System reliability analysis aims at computing the probability of failure of an engineering system given a set of uncertain inputs and limit state functions. Active-learning solution schemes have been shown to be a viable tool but as of yet they are not as efficient as in the context of component reliability analysis. This is due to some peculiarities of system problems, such as the presence of multiple failure modes and their uneven contribution to failure, or the dependence on the system configuration (e.g., series or parallel). In this work, we propose a novel active learning strategy designed for solving general system reliability problems. This algorithm combines subset simulation and Kriging/PC-Kriging, and relies on an enrichment scheme tailored to specifically address the weaknesses of this class of methods. More specifically, it relies on three components: (i) a new learning function that does not require the specification of the system configuration, (ii) a density-based clustering technique that allows one to automatically detect the different failure modes, and (iii) sensitivity analysis to estimate the contribution of each limit state to system failure so as to select only the most relevant ones for enrichment. The proposed method is validated on two analytical examples and compared against results gathered in the literature. Finally, a complex engineering problem related to power transmission is solved, thereby showcasing the efficiency of the proposed method in a real-case scenario.
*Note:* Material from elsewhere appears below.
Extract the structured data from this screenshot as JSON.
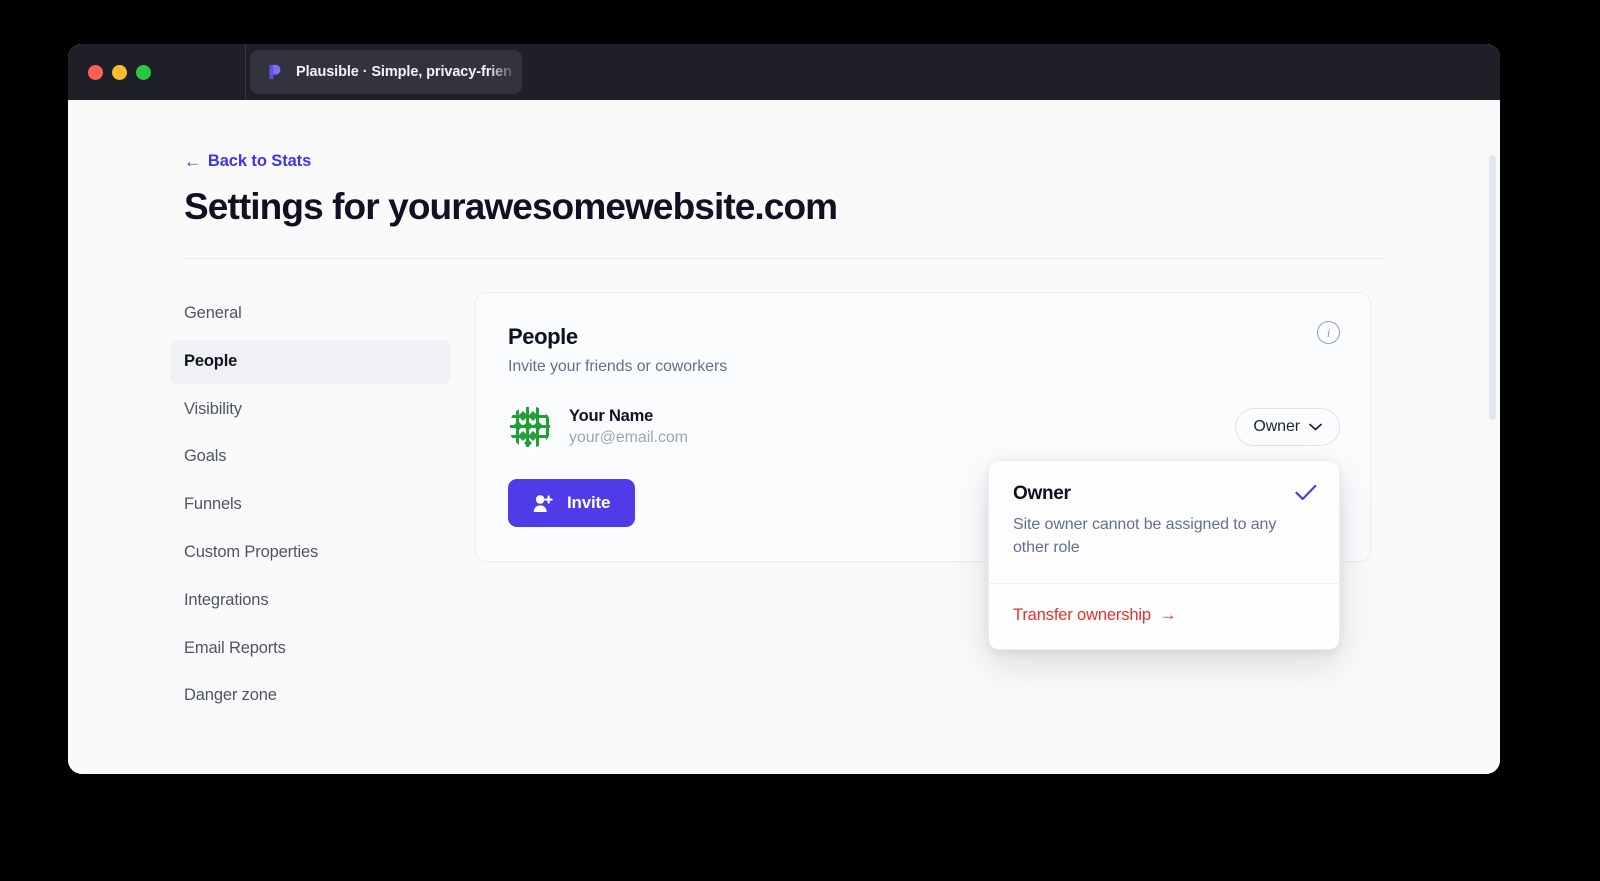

翻译：系统可靠性分析旨在通过一组不确定性输入和极限状态函数计算工程系统的失效概率。主动学习方法已被证明是可行的工具，但至今其效率仍不及元件可靠性分析领域。这源于系统问题的若干特性，例如多个失效模式的存在及其对失效的不均匀贡献，或对系统配置（如串联或并联）的依赖性。本文提出一种专为求解通用系统可靠性问题而设计的新型主动学习策略。该算法融合了子集模拟与克里金/多项式混沌克里金法，并采用针对此类方法弱点而定制的富集方案。具体而言，该策略包含三个组成部分：（i）一种无需指定系统配置的新型学习函数；（ii）基于密度的聚类技术，可自动识别不同失效模式；（iii）通过灵敏度分析估计各极限状态对系统失效的贡献，从而仅筛选出最相关的状态进行富集。本方法通过两个解析算例进行验证，并与文献结果对比。最后，解决了一个与电力传输相关的复杂工程问题，从而在实际场景中展示了所提方法的有效性。